Nel corso della prova, iPhone 17e ha mostrato un’ergonomia ottima, con un equilibrio tra dimensioni e portabilità solo di poco inferiore a quello dell’iPhone Air, capace di farlo scivolare senza fatica nel taschino della giacca e anche nella tasca dei jeans anche grazie alla sporgenza ridotta dell’unico obiettivo. Apple ha inoltre mantenuto altre caratteristiche apprezzate dei modelli superiori, a partire dal sistema di ricarica wireless MagSafe basato su un magnete che allinea non solo il caricatore per aumentare l’efficienza, ma consente anche di utilizzare accessori che spaziano dai porta-carte di credito agganciati in modo facile e sicuro sul retro del telefonino ai molti supporti per agganciare iPhone.
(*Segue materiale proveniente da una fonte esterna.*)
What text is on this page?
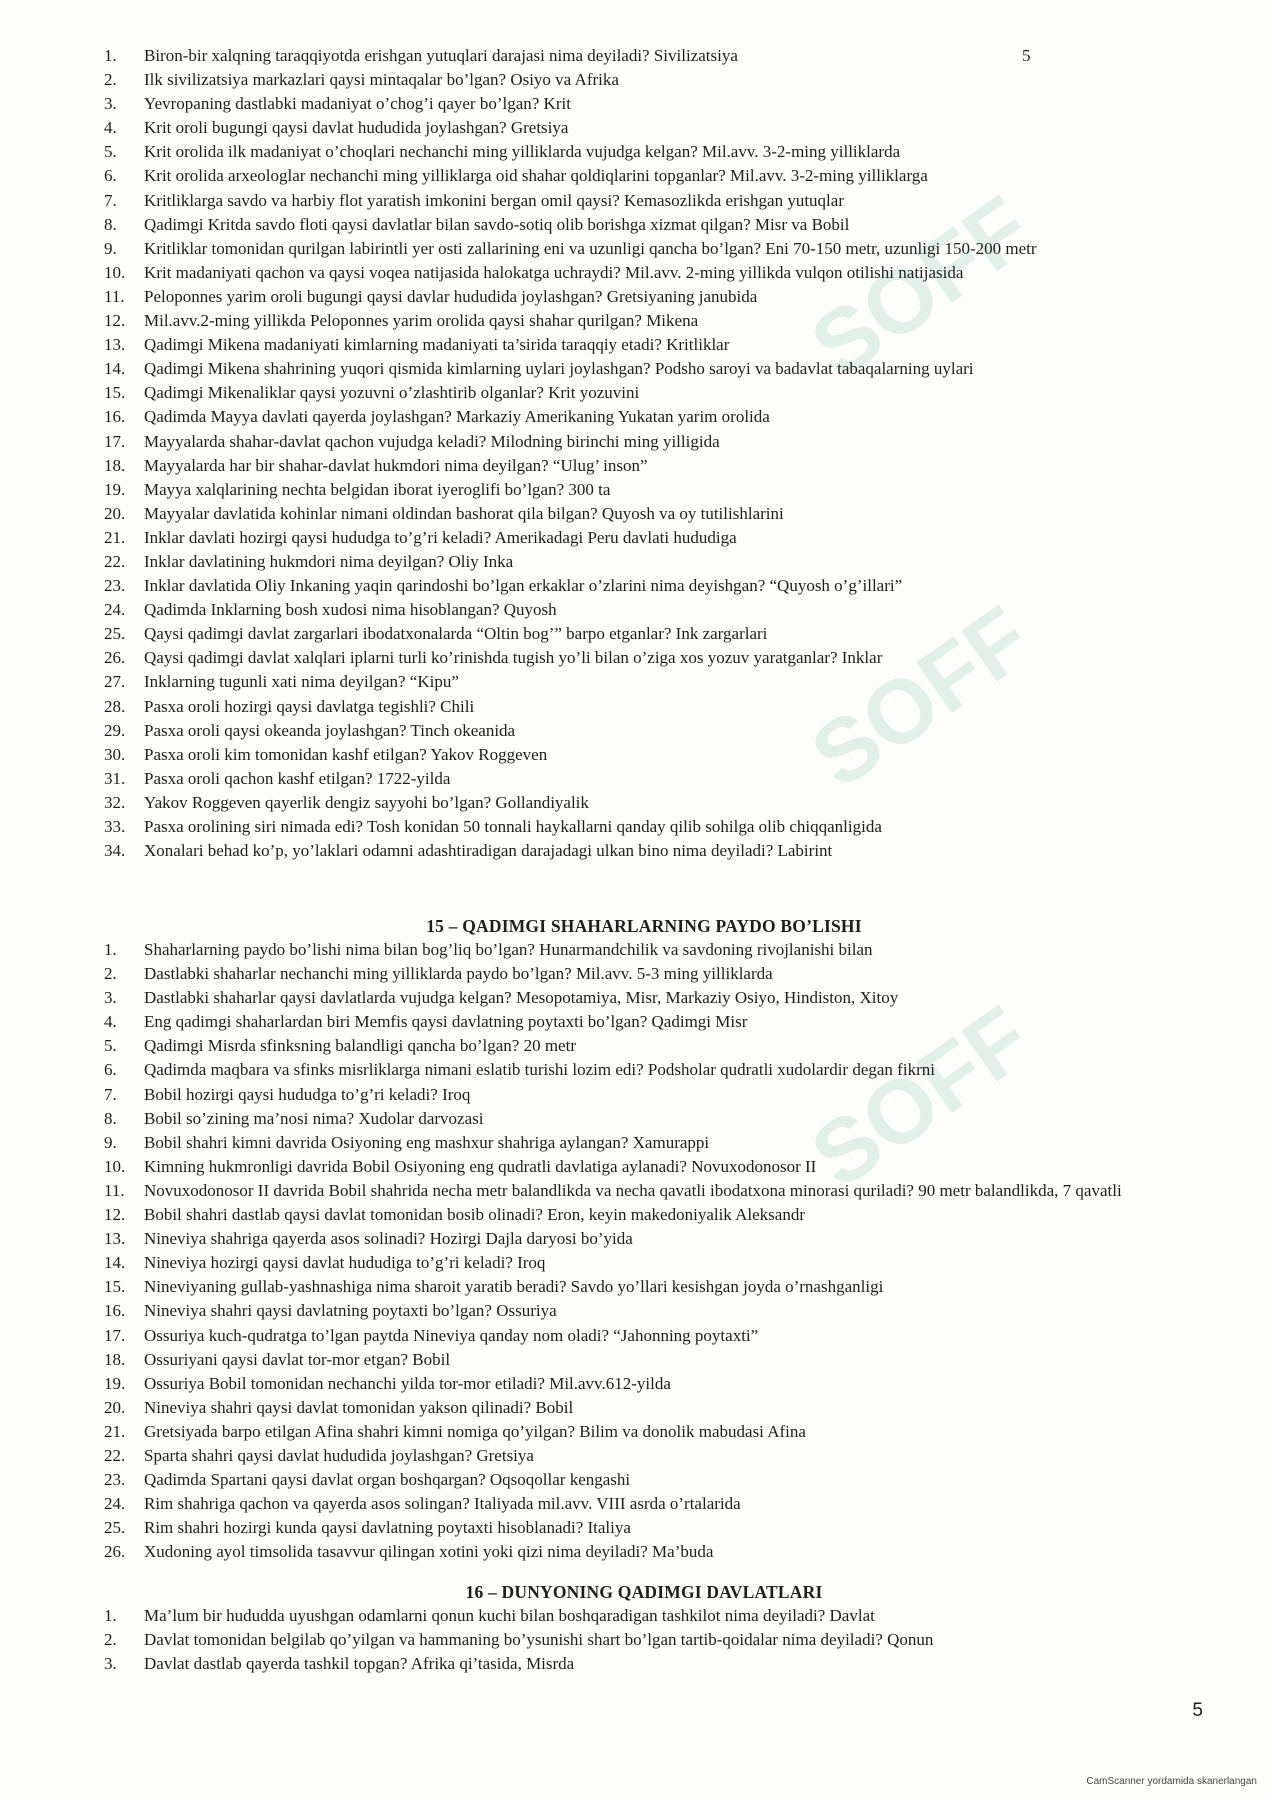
SOFF
SOFF
SOFF
5
1. Biron-bir xalqning taraqqiyotda erishgan yutuqlari darajasi nima deyiladi? Sivilizatsiya
2. Ilk sivilizatsiya markazlari qaysi mintaqalar bo’lgan? Osiyo va Afrika
3. Yevropaning dastlabki madaniyat o’chog’i qayer bo’lgan? Krit
4. Krit oroli bugungi qaysi davlat hududida joylashgan? Gretsiya
5. Krit orolida ilk madaniyat o’choqlari nechanchi ming yilliklarda vujudga kelgan? Mil.avv. 3-2-ming yilliklarda
6. Krit orolida arxeologlar nechanchi ming yilliklarga oid shahar qoldiqlarini topganlar? Mil.avv. 3-2-ming yilliklarga
7. Kritliklarga savdo va harbiy flot yaratish imkonini bergan omil qaysi? Kemasozlikda erishgan yutuqlar
8. Qadimgi Kritda savdo floti qaysi davlatlar bilan savdo-sotiq olib borishga xizmat qilgan? Misr va Bobil
9. Kritliklar tomonidan qurilgan labirintli yer osti zallarining eni va uzunligi qancha bo’lgan? Eni 70-150 metr, uzunligi 150-200 metr
10. Krit madaniyati qachon va qaysi voqea natijasida halokatga uchraydi? Mil.avv. 2-ming yillikda vulqon otilishi natijasida
11. Peloponnes yarim oroli bugungi qaysi davlar hududida joylashgan? Gretsiyaning janubida
12. Mil.avv.2-ming yillikda Peloponnes yarim orolida qaysi shahar qurilgan? Mikena
13. Qadimgi Mikena madaniyati kimlarning madaniyati ta’sirida taraqqiy etadi? Kritliklar
14. Qadimgi Mikena shahrining yuqori qismida kimlarning uylari joylashgan? Podsho saroyi va badavlat tabaqalarning uylari
15. Qadimgi Mikenaliklar qaysi yozuvni o’zlashtirib olganlar? Krit yozuvini
16. Qadimda Mayya davlati qayerda joylashgan? Markaziy Amerikaning Yukatan yarim orolida
17. Mayyalarda shahar-davlat qachon vujudga keladi? Milodning birinchi ming yilligida
18. Mayyalarda har bir shahar-davlat hukmdori nima deyilgan? “Ulug’ inson”
19. Mayya xalqlarining nechta belgidan iborat iyeroglifi bo’lgan? 300 ta
20. Mayyalar davlatida kohinlar nimani oldindan bashorat qila bilgan? Quyosh va oy tutilishlarini
21. Inklar davlati hozirgi qaysi hududga to’g’ri keladi? Amerikadagi Peru davlati hududiga
22. Inklar davlatining hukmdori nima deyilgan? Oliy Inka
23. Inklar davlatida Oliy Inkaning yaqin qarindoshi bo’lgan erkaklar o’zlarini nima deyishgan? “Quyosh o’g’illari”
24. Qadimda Inklarning bosh xudosi nima hisoblangan? Quyosh
25. Qaysi qadimgi davlat zargarlari ibodatxonalarda “Oltin bog’” barpo etganlar? Ink zargarlari
26. Qaysi qadimgi davlat xalqlari iplarni turli ko’rinishda tugish yo’li bilan o’ziga xos yozuv yaratganlar? Inklar
27. Inklarning tugunli xati nima deyilgan? “Kipu”
28. Pasxa oroli hozirgi qaysi davlatga tegishli? Chili
29. Pasxa oroli qaysi okeanda joylashgan? Tinch okeanida
30. Pasxa oroli kim tomonidan kashf etilgan? Yakov Roggeven
31. Pasxa oroli qachon kashf etilgan? 1722-yilda
32. Yakov Roggeven qayerlik dengiz sayyohi bo’lgan? Gollandiyalik
33. Pasxa orolining siri nimada edi? Tosh konidan 50 tonnali haykallarni qanday qilib sohilga olib chiqqanligida
34. Xonalari behad ko’p, yo’laklari odamni adashtiradigan darajadagi ulkan bino nima deyiladi? Labirint
15 – QADIMGI SHAHARLARNING PAYDO BO’LISHI
1. Shaharlarning paydo bo’lishi nima bilan bog’liq bo’lgan? Hunarmandchilik va savdoning rivojlanishi bilan
2. Dastlabki shaharlar nechanchi ming yilliklarda paydo bo’lgan? Mil.avv. 5-3 ming yilliklarda
3. Dastlabki shaharlar qaysi davlatlarda vujudga kelgan? Mesopotamiya, Misr, Markaziy Osiyo, Hindiston, Xitoy
4. Eng qadimgi shaharlardan biri Memfis qaysi davlatning poytaxti bo’lgan? Qadimgi Misr
5. Qadimgi Misrda sfinksning balandligi qancha bo’lgan? 20 metr
6. Qadimda maqbara va sfinks misrliklarga nimani eslatib turishi lozim edi? Podsholar qudratli xudolardir degan fikrni
7. Bobil hozirgi qaysi hududga to’g’ri keladi? Iroq
8. Bobil so’zining ma’nosi nima? Xudolar darvozasi
9. Bobil shahri kimni davrida Osiyoning eng mashxur shahriga aylangan? Xamurappi
10. Kimning hukmronligi davrida Bobil Osiyoning eng qudratli davlatiga aylanadi? Novuxodonosor II
11. Novuxodonosor II davrida Bobil shahrida necha metr balandlikda va necha qavatli ibodatxona minorasi quriladi? 90 metr balandlikda, 7 qavatli
12. Bobil shahri dastlab qaysi davlat tomonidan bosib olinadi? Eron, keyin makedoniyalik Aleksandr
13. Nineviya shahriga qayerda asos solinadi? Hozirgi Dajla daryosi bo’yida
14. Nineviya hozirgi qaysi davlat hududiga to’g’ri keladi? Iroq
15. Nineviyaning gullab-yashnashiga nima sharoit yaratib beradi? Savdo yo’llari kesishgan joyda o’rnashganligi
16. Nineviya shahri qaysi davlatning poytaxti bo’lgan? Ossuriya
17. Ossuriya kuch-qudratga to’lgan paytda Nineviya qanday nom oladi? “Jahonning poytaxti”
18. Ossuriyani qaysi davlat tor-mor etgan? Bobil
19. Ossuriya Bobil tomonidan nechanchi yilda tor-mor etiladi? Mil.avv.612-yilda
20. Nineviya shahri qaysi davlat tomonidan yakson qilinadi? Bobil
21. Gretsiyada barpo etilgan Afina shahri kimni nomiga qo’yilgan? Bilim va donolik mabudasi Afina
22. Sparta shahri qaysi davlat hududida joylashgan? Gretsiya
23. Qadimda Spartani qaysi davlat organ boshqargan? Oqsoqollar kengashi
24. Rim shahriga qachon va qayerda asos solingan? Italiyada mil.avv. VIII asrda o’rtalarida
25. Rim shahri hozirgi kunda qaysi davlatning poytaxti hisoblanadi? Italiya
26. Xudoning ayol timsolida tasavvur qilingan xotini yoki qizi nima deyiladi? Ma’buda
16 – DUNYONING QADIMGI DAVLATLARI
1. Ma’lum bir hududda uyushgan odamlarni qonun kuchi bilan boshqaradigan tashkilot nima deyiladi? Davlat
2. Davlat tomonidan belgilab qo’yilgan va hammaning bo’ysunishi shart bo’lgan tartib-qoidalar nima deyiladi? Qonun
3. Davlat dastlab qayerda tashkil topgan? Afrika qi’tasida, Misrda
5
CamScanner yordamida skanerlangan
Presente anche la funzione di connessione satellitare d’emergenza, che consente di inviare messaggi con la posizione anche in aree non coperte dalle reti di telefonia mobile, come il mare aperto o l’alta montagna, così come il pulsante Azione programmabile, che può essere impostato per silenziare le notifiche, attivare la torcia, registrare un memo vocale o una delle altre azioni impostabili a proprio piacimento. iPhone 17e consente naturalmente di godere di tutte le funzioni del sistema operativo iOS e dell’intero ecosistema Apple, come Salute in abbinamento a un Apple Watch per monitorare lo stato di salute sfruttando anche gli AirPods per la protezione dell’udito, e lavora in stretta sinergia con tutti i Mac, a partire dal MacBook Neo che sta riscuotendo un enorme interesse non solo tra i consumatori ma anche tra professionisti e piccole e medie imprese.
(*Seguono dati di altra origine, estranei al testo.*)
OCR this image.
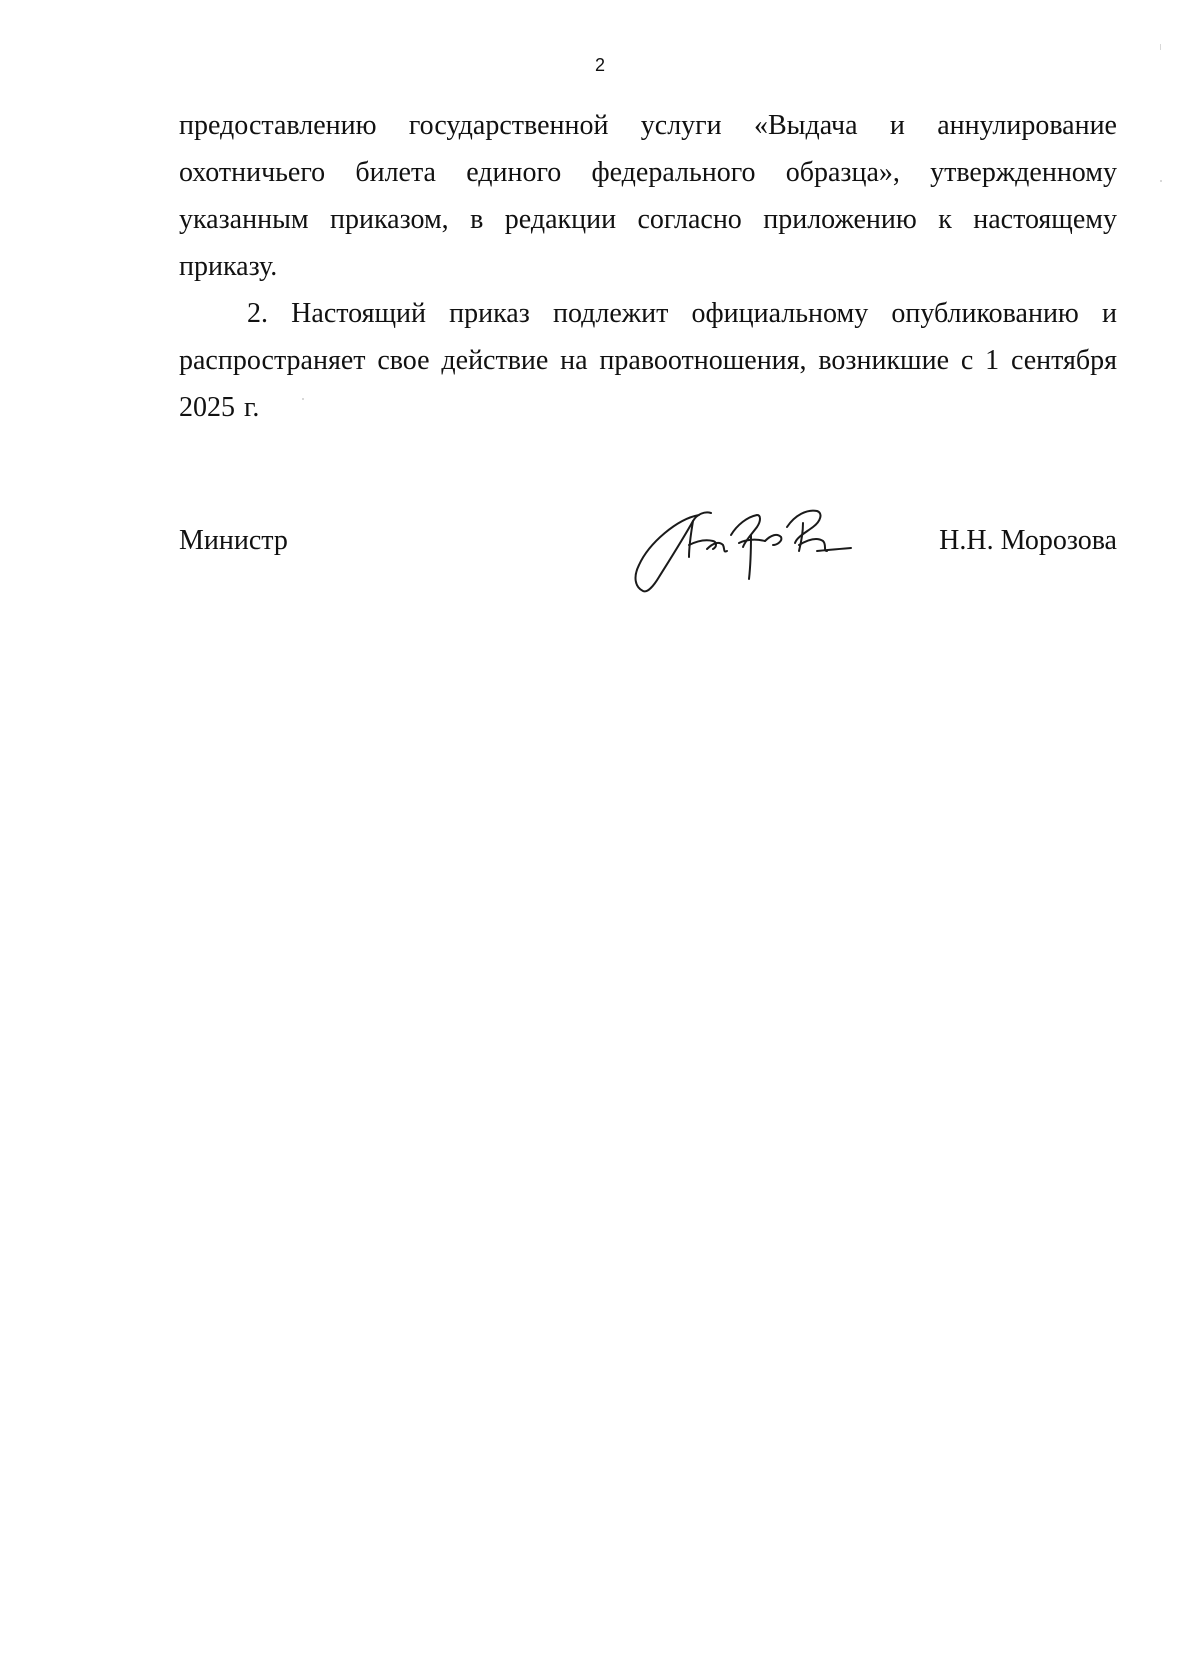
2

предоставлению государственной услуги «Выдача и аннулирование охотничьего билета единого федерального образца», утвержденному указанным приказом, в редакции согласно приложению к настоящему приказу.

2. Настоящий приказ подлежит официальному опубликованию и распространяет свое действие на правоотношения, возникшие с 1 сентября 2025 г.

Министр	Н.Н. Морозова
Il processore A19, lo stesso di iPhone 17, ha garantito prestazioni inferiori solo al chip A19 Pro presente sugli iPhone Pro, ed elevatissime in generale, capaci di supportare ogni genere di applicazione, da quelle basate su AI come Apple Intelligence ai videogiochi. Il processore di Apple è uno dei pochissimi a consentire di utilizzare titoli come Genshin Impact, forte di 37 GB di dati, con qualità grafica Alta a un frame rate elevato senza alcun rallentamento e senza generare calore eccesivo anche in caso di uso prolungato. Oltre a essere ai vertici del settore per le prestazioni, come dimostra la possibilità di supportare MacOS nel MacBook Neo, il chip A19 ha mostrato consumi energetici ragionevoli, di poco inferiori a quelli dell’iPhone 17 Pro, con un’autonomia più che sufficiente per arrivare a sera con un ragionevole margine di sicurezza anche in caso di uso intenso del telefonino. Nel corso della prova, iPhone 17e e arrivato a fine sera, dopo 15 ore di utilizzo, con un margine del 15-20%, per ricaricarsi in poco più di mezz’ora tramite il classico caricatore con cavo Usb-C.
Il display Super Retina XDR da 6,1 pollici di diagonale ha mostrato un’eccellente fedeltà cromatica, con colori sempre realistici e vivi senza però cadere in iper-saturazioni irrealistiche come alcuni brand a partire da Samsung, e una luminosità di picco di 1.200 candele per metro quadrato. Assente invece non solo la possibilità di variare istantaneamente frequenza di aggiornamento e luminosità e soprattutto la funzionalità always-on presente nei modelli superiori e sempre utile per tenere d’occhio le notifiche senza dover accendere il display.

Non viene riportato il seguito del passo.